For 22 years, Vermiculite Northwest produced Zonolite, an asbestos-tainted attic insulation. Rail cars brought vermiculite ore from Libby to the plant, where furnaces heated the ore until it puffed up into lightweight insulation.
Earlier this week, two men in white hazmat suits and respirators dug 30 soil samples from the lawn of Kandi Smith. Cars driving past her house slowed as drivers gawked at the scene.
“It was kind of embarrassing,” said Smith, who wondered if strangers thought it was a meth lab cleanup.
Still, Smith welcomed the soil testing, which was conducted by the Environmental Protection Agency. When they bought their home three years ago, they didn’t realize that an empty lot nearby was once the home of Vermiculite Northwest.
“If there’s asbestos, we’d rather know,” Smith said.
Vermiculite contamination over seven decades has devastated the town of Libby, where it is blamed for more than 200 deaths and has left thousands of people suffering from asbestos-related illnesses, including asbestosis and mesothelioma, a cancer of the lung lining. The EPA earlier this month took the unprecedented step of declaring Libby a federal public health emergency, vowing to finally finish a cleanup that has languished for nearly a decade.
In Spokane, the EPA in 2000 and 2001 sampled soils from yards near the Grace plant and found only trace amounts of asbestos. That prompted the agency to give the area a clean bill of health.
But asbestos testing has improved.
“Asbestos is a threat when it becomes airborne and can be inhaled. Asbestos in the soil can become airborne even at very low levels,” said Greg Weigel, the agency’s on-scene coordinator.

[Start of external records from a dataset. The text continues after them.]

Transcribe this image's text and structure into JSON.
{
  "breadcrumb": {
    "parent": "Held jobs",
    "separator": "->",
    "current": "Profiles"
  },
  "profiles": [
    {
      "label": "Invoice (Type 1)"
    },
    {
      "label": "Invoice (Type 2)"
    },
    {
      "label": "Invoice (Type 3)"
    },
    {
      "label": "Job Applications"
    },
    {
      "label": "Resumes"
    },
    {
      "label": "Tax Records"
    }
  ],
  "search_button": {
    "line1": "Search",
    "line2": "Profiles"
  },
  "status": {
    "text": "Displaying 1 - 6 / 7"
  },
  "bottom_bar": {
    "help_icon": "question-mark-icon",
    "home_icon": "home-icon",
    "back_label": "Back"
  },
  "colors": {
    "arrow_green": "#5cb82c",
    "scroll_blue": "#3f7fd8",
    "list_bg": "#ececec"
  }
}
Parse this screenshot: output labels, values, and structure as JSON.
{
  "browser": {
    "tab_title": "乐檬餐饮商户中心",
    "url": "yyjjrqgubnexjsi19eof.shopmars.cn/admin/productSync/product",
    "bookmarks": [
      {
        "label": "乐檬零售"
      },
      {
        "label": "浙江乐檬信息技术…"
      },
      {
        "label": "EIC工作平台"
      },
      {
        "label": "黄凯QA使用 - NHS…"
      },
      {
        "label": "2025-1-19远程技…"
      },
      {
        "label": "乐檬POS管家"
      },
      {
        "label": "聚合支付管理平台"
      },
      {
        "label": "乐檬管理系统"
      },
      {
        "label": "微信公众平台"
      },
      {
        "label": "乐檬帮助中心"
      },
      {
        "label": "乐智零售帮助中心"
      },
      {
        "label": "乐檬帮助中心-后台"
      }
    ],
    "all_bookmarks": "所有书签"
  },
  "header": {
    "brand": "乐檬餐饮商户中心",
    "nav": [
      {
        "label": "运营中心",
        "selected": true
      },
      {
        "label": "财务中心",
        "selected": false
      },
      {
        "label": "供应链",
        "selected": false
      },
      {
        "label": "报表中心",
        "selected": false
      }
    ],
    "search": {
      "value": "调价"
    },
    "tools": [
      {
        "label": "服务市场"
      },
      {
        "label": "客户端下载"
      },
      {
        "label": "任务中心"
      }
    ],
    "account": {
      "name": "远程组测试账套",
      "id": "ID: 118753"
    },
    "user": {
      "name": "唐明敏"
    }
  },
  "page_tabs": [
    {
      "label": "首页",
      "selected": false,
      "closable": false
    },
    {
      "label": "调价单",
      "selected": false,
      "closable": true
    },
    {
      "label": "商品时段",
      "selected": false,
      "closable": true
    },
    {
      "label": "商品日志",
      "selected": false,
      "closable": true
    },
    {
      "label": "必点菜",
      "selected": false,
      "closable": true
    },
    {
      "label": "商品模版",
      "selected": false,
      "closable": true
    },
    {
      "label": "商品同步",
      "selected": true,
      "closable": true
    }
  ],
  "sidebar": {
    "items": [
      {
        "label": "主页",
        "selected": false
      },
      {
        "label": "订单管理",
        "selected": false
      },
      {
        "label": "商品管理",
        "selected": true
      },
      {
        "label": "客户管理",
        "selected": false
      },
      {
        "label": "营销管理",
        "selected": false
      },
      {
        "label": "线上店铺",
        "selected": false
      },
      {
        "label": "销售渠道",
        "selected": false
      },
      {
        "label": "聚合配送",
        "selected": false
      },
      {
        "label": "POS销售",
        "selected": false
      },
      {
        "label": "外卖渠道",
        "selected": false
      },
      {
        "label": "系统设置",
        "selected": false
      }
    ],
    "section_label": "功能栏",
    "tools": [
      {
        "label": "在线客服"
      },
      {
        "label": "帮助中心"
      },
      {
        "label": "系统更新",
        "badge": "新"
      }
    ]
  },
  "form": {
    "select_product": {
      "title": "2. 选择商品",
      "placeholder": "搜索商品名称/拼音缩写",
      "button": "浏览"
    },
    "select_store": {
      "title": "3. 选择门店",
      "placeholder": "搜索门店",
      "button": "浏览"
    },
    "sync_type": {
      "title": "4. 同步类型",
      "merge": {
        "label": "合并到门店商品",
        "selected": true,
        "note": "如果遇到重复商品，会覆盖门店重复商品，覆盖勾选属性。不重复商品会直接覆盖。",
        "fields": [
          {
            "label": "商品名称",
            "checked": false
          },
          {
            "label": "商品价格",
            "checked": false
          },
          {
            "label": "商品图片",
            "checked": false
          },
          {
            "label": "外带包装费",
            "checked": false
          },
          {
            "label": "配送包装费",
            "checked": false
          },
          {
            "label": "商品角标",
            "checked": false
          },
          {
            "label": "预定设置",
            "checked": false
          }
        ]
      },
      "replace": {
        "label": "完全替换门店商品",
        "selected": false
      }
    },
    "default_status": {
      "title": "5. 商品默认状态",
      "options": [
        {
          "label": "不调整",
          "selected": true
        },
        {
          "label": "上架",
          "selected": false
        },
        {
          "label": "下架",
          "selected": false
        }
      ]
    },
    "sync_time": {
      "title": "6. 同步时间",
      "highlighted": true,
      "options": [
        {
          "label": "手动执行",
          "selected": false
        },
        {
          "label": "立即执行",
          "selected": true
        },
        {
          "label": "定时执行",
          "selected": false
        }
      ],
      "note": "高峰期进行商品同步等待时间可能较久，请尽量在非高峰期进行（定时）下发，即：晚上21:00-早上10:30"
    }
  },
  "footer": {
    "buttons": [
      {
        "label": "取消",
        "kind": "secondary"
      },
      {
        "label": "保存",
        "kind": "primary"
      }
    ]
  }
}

“A lot of the data has been coming out of the work in Libby,” said Jed Januch, a senior EPA investigator.
For years, yards were considered safe if soil samples contained less than 1 percent asbestos. But “that was not a health-based standard,” Januch said.
Old methods could detect asbestos at rates of 1 percent in soil samples. New testing can detect asbestos at rates of 0.25 percent in soil samples, and emerging methods show promise for detecting even smaller ratios.
The EPA is testing soils at nine homes near the Vermiculite Northwest site, which W.R. Grace closed in 1973 after a whistleblower tipped state inspectors to high asbestos levels inside. Spokane County’s road department bought the property, which was capped with asphalt as part of the cleanup.
EPA will spend between $900 and $1,400 on soil analyses for each yard. The agency also is sampling soils on county-owned property. Results could be ready by late August.
Depending on the results, the initial sampling could trigger additional yard testing. The next step would involve taking air samples during common soil-disturbing activities, such as raking, moving the lawn or shoveling dirt.